Assessment of stroke volume (SV) and cardiac index (CI) using the left ventricular outflow tract diameter and velocity-time integral is a standard component of hemodynamic assessment of unstable patients. These measurements are relatively easy to obtain and have prognostic significance. However, the tachycardia and altered afterload that accompany sepsis confound the interpretation of these parameters and reduce their applicability in diagnosing SCM.
The right ventricle (RV) is an integral part of the hemodynamic homeostasis and is frequently affected by the fluid and vasopressor therapy used in managing septic shock. It is reported that RV dysfunction is seen in nearly 60% of patients with sepsis and could be a determinant of mortality.13 The parameters which guide the assessment of the RV include a comparison of the end-diastolic areas of both ventricles, the fractional area change of the RV along with the tricuspid annular plane systolic excursion, and tissue Doppler imaging (TDI) of the tricuspid annulus as well as the RV free wall. Getting a proper window of the RV to assess these parameters among septic patients, who are quite often ventilated mechanically, remains a challenge, and the skill acquisition has a steep learning curve.

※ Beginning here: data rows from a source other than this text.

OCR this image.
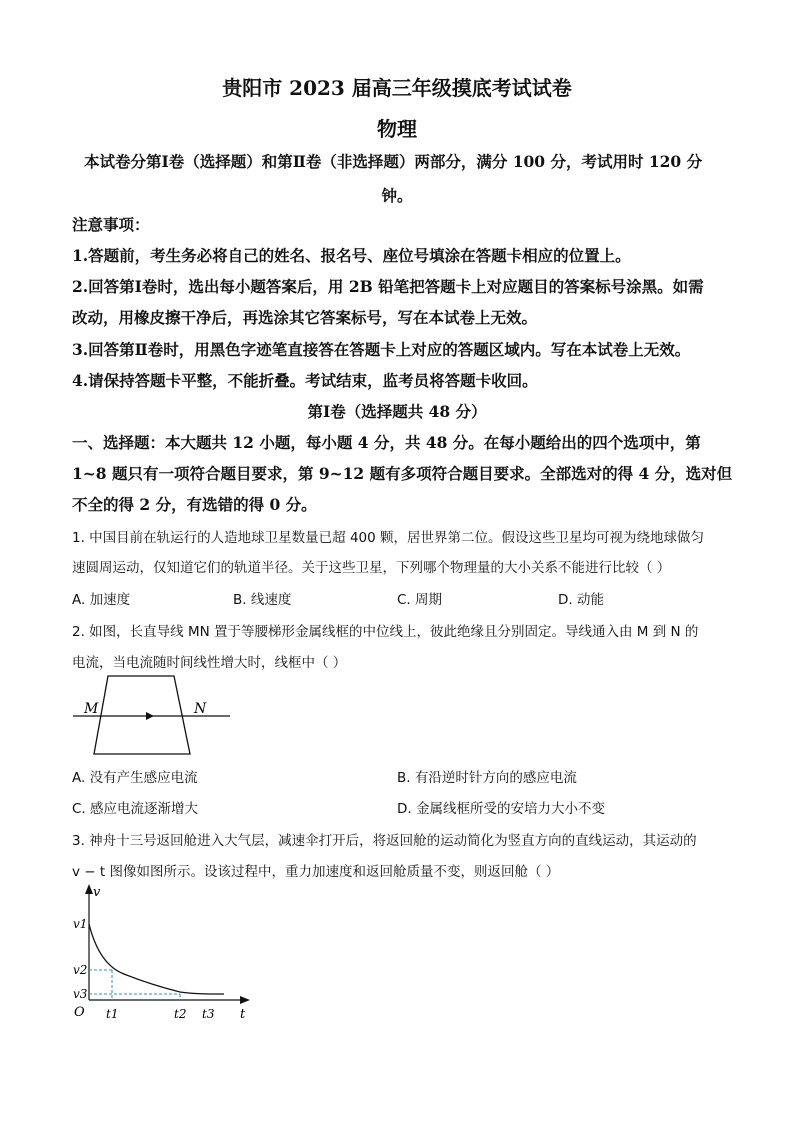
贵阳市 2023 届高三年级摸底考试试卷
物理
本试卷分第Ⅰ卷（选择题）和第Ⅱ卷（非选择题）两部分，满分 100 分，考试用时 120 分
钟。
注意事项：
1.答题前，考生务必将自己的姓名、报名号、座位号填涂在答题卡相应的位置上。
2.回答第Ⅰ卷时，选出每小题答案后，用 2B 铅笔把答题卡上对应题目的答案标号涂黑。如需
改动，用橡皮擦干净后，再选涂其它答案标号，写在本试卷上无效。
3.回答第Ⅱ卷时，用黑色字迹笔直接答在答题卡上对应的答题区域内。写在本试卷上无效。
4.请保持答题卡平整，不能折叠。考试结束，监考员将答题卡收回。
第Ⅰ卷（选择题共 48 分）
一、选择题：本大题共 12 小题，每小题 4 分，共 48 分。在每小题给出的四个选项中，第
1~8 题只有一项符合题目要求，第 9~12 题有多项符合题目要求。全部选对的得 4 分，选对但
不全的得 2 分，有选错的得 0 分。
1. 中国目前在轨运行的人造地球卫星数量已超 400 颗，居世界第二位。假设这些卫星均可视为绕地球做匀
速圆周运动，仅知道它们的轨道半径。关于这些卫星，下列哪个物理量的大小关系不能进行比较（ ）
A. 加速度	B. 线速度	C. 周期	D. 动能
2. 如图，长直导线 MN 置于等腰梯形金属线框的中位线上，彼此绝缘且分别固定。导线通入由 M 到 N 的
电流，当电流随时间线性增大时，线框中（ ）
M	N
A. 没有产生感应电流	B. 有沿逆时针方向的感应电流
C. 感应电流逐渐增大	D. 金属线框所受的安培力大小不变
3. 神舟十三号返回舱进入大气层，减速伞打开后，将返回舱的运动简化为竖直方向的直线运动，其运动的
v − t 图像如图所示。设该过程中，重力加速度和返回舱质量不变，则返回舱（ ）
v
t
O
v1
v2
v3
t1	t2 t3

While assessment of systolic function of both the ventricles is essential to identify cardiac dysfunction, assessment of diastolic function cannot be overlooked. Diastolic dysfunction is quite common among patients with septic shock. An abnormal septal relaxation assessed by TDI (e’ wave <8 cm/second) has been identified as an important echocardiographic marker of adverse outcomes among patients with septic shock.14 Similarly, measurement of peak early diastolic transmitral velocity during the passive filling phase (E) and comparing it with the peak early mitral diastolic annular TDI velocity (e’)—E/e’—tends to predict mortality among septic patients. Lower e’ and higher E/e’ ratios have been confirmed as predictors of mortality among septic patients in a recent meta-analysis.

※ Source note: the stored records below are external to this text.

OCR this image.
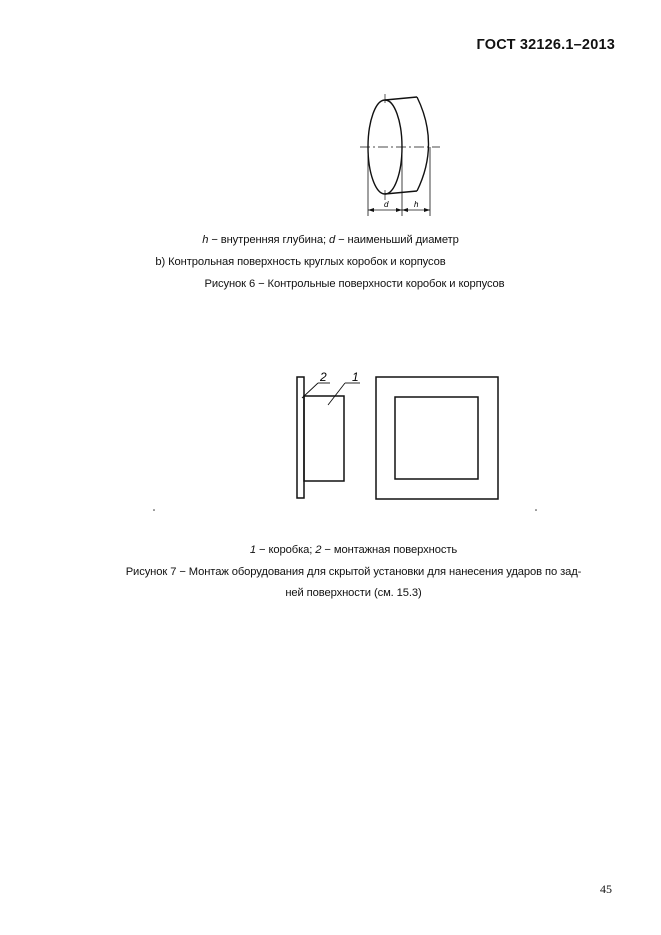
ГОСТ 32126.1–2013
d	h
h − внутренняя глубина; d − наименьший диаметр
b) Контрольная поверхность круглых коробок и корпусов
Рисунок 6 − Контрольные поверхности коробок и корпусов
2 1
1 − коробка; 2 − монтажная поверхность
Рисунок 7 − Монтаж оборудования для скрытой установки для нанесения ударов по зад-
ней поверхности (см. 15.3)
45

A more recently accepted parameter to identify cardiac dysfunction in sepsis is global longitudinal strain (GLS) assessed by a technique called speckle tracking. Normal values of GLS are reported to be −17% to −23%, with the more negative value denoting better cardiac function. A small pilot study reported a GLS of −14% among patients with septic shock, even among those who were labeled as having a “normal” LVEF.15 Speckle tracking is considered to be immune to the effect of afterload reduction associated with sepsis. But this technique needs special software and high imaging quality.

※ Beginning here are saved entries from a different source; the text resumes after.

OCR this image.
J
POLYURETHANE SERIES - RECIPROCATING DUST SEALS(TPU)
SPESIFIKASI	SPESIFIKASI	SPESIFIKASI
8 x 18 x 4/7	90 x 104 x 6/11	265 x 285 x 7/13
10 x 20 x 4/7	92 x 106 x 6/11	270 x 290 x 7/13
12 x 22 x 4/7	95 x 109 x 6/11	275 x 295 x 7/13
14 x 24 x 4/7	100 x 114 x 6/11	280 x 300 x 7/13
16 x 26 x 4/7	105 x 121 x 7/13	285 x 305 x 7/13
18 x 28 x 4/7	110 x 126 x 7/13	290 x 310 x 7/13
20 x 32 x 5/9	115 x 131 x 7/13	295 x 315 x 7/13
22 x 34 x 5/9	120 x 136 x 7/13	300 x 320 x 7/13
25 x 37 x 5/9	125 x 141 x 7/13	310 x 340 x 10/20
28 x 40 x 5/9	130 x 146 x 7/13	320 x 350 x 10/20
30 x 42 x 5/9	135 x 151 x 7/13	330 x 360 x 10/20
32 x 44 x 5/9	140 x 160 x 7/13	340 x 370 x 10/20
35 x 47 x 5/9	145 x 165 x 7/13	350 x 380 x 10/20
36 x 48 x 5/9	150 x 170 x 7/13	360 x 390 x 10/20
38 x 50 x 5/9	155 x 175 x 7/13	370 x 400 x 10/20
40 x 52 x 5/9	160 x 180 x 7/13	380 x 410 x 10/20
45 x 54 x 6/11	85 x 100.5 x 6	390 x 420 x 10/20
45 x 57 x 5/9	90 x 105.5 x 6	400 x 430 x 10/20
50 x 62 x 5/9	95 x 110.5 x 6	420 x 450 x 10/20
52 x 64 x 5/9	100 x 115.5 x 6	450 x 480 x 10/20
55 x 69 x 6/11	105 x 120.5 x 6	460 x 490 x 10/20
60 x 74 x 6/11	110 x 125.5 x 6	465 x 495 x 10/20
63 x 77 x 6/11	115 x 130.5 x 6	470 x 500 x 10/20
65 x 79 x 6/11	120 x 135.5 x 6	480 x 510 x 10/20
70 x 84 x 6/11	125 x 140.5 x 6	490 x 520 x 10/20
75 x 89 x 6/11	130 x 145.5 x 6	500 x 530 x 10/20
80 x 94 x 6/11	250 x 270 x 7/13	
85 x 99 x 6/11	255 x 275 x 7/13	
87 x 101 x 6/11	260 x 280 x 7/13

The role of biomarkers—troponin I and brain natriuretic peptide (BNP)—appears to be limited in diagnosing SCM. The biomarkers seem to reflect the myocardial injury and the ventricular strain, irrespective of the etiology. They do not seem to discriminate SCM from other forms of heart failure associated with sepsis. They may have a larger role in prognosis rather than diagnosis.16
The management of SCM hinges on the management of the underlying sepsis. The use of dobutamine to improve LV systolic function among septic patients is not strongly recommended.17 Levosimendan also did not show major benefit in large studies.18 Attempts to manage the diastolic dysfunction with beta-blockers have also not yielded consistent positive results.19
The following points are concluded:
SCM is a distinct, probably under diagnosed condition.
Excluding a diagnosis of SCM based solely on EF might be an erroneous approach.
Severity of the sepsis and extent of hemodynamic instability determine the severity of SCM.
Newer echocardiographic techniques like speckle tracking offer a more specific diagnostic option.
Therapy is guided by treatment of underlying sepsis.